First United Bank is a banking institution headquartered in Durant, Oklahoma that specializes in personal and commercial banking, investment management, insurance, and mortgage products. First United controls $13 billion in combined assets and is the 7th largest bank in Oklahoma. There are 85 locations located throughout Oklahoma and Texas.

First United is owned by the Massey family. Former Oklahoma state senator John Massey served as chairman until 2020. His son, Greg Massey leads the bank as chairman and chief executive officer.

==History==
First United began as Durant National Bank on Oct. 2, 1900, when it first opened in Bryan County, Choctaw Nation Territory (known today as Durant, Oklahoma). In 1915, Durant National Bank absorbed eight banks in the Oklahoma region, and, in 1916, constructed a new building in Durant at 2nd and Main Streets. In 1963, Durant National Bank was renamed to Durant Bank & Trust, becoming one of the first banks in Oklahoma to have full trust powers. Durant Bank & Trust was then renamed to be First United Bank in 1998.

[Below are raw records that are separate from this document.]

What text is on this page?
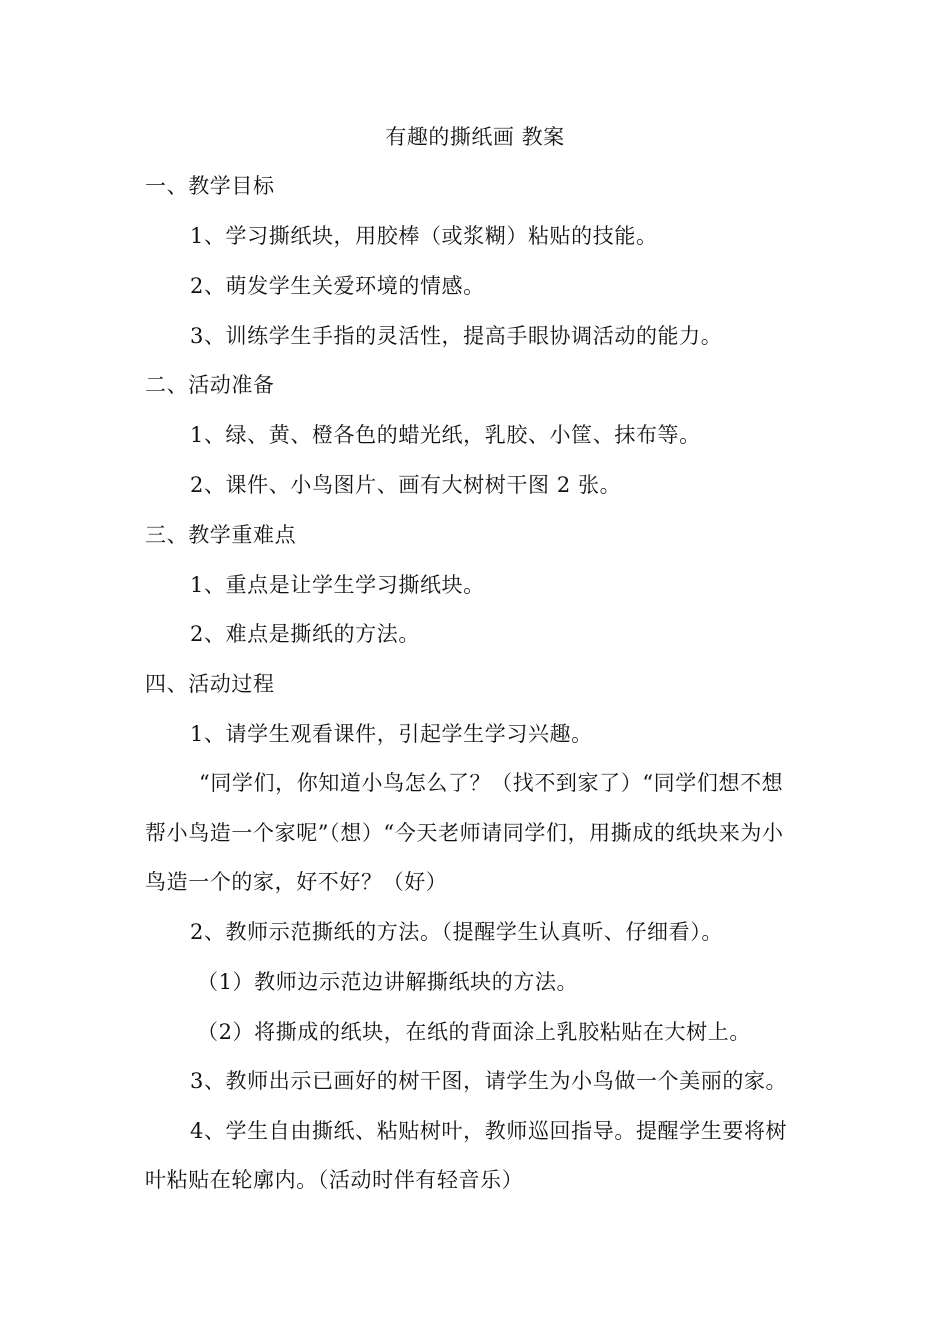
有趣的撕纸画 教案
一、教学目标
1、学习撕纸块，用胶棒（或浆糊）粘贴的技能。
2、萌发学生关爱环境的情感。
3、训练学生手指的灵活性，提高手眼协调活动的能力。
二、活动准备
1、绿、黄、橙各色的蜡光纸，乳胶、小筐、抹布等。
2、课件、小鸟图片、画有大树树干图 2 张。
三、教学重难点
1、重点是让学生学习撕纸块。
2、难点是撕纸的方法。
四、活动过程
1、请学生观看课件，引起学生学习兴趣。
“同学们，你知道小鸟怎么了？（找不到家了）“同学们想不想
帮小鸟造一个家呢”（想）“今天老师请同学们，用撕成的纸块来为小
鸟造一个的家，好不好？（好）
2、教师示范撕纸的方法。（提醒学生认真听、仔细看）。
（1）教师边示范边讲解撕纸块的方法。
（2）将撕成的纸块，在纸的背面涂上乳胶粘贴在大树上。
3、教师出示已画好的树干图，请学生为小鸟做一个美丽的家。
4、学生自由撕纸、粘贴树叶，教师巡回指导。提醒学生要将树
叶粘贴在轮廓内。（活动时伴有轻音乐）
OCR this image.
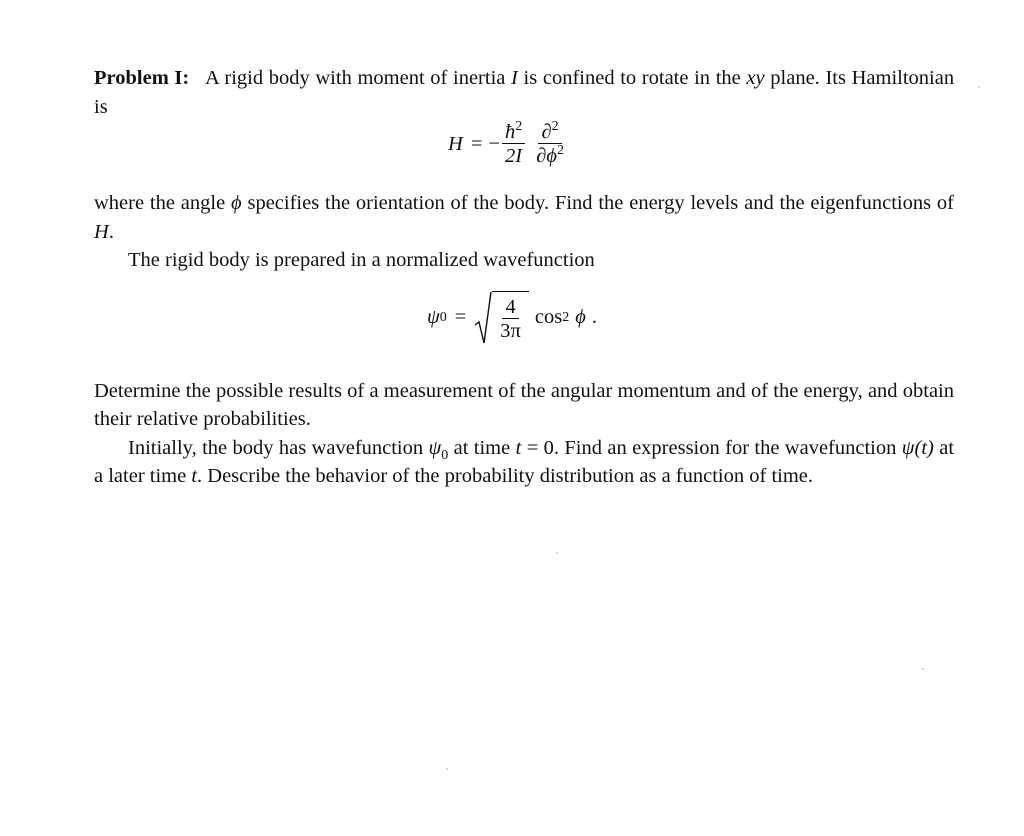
Problem I: A rigid body with moment of inertia I is confined to rotate in the xy plane. Its Hamiltonian is

H = − $\frac{ħ^2}{2I} \frac{\partial^2}{\partial\phi^2}$

where the angle ϕ specifies the orientation of the body. Find the energy levels and the eigenfunctions of H.

The rigid body is prepared in a normalized wavefunction

ψ $0 = \frac{4}{3\pi}$ cos 2 ϕ .

Determine the possible results of a measurement of the angular momentum and of the energy, and obtain their relative probabilities.

Initially, the body has wavefunction $\psi_0$ at time t = 0. Find an expression for the wavefunction ψ(t) at a later time t. Describe the behavior of the probability distribution as a function of time.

John Massey, an Oklahoma native, joined Durant Bank & Trust in 1966 as a director and was appointed chairman of the board in 1986. At that time, he also became the majority shareholder and CEO. Greg Massey joined the bank in 1990, and succeeded his father as CEO in 2003. After a series of acquisitions, including the merger with American Bank of Texas in 2016, First United has grown to 73 locations in Oklahoma and Texas with $12.5 billion in assets.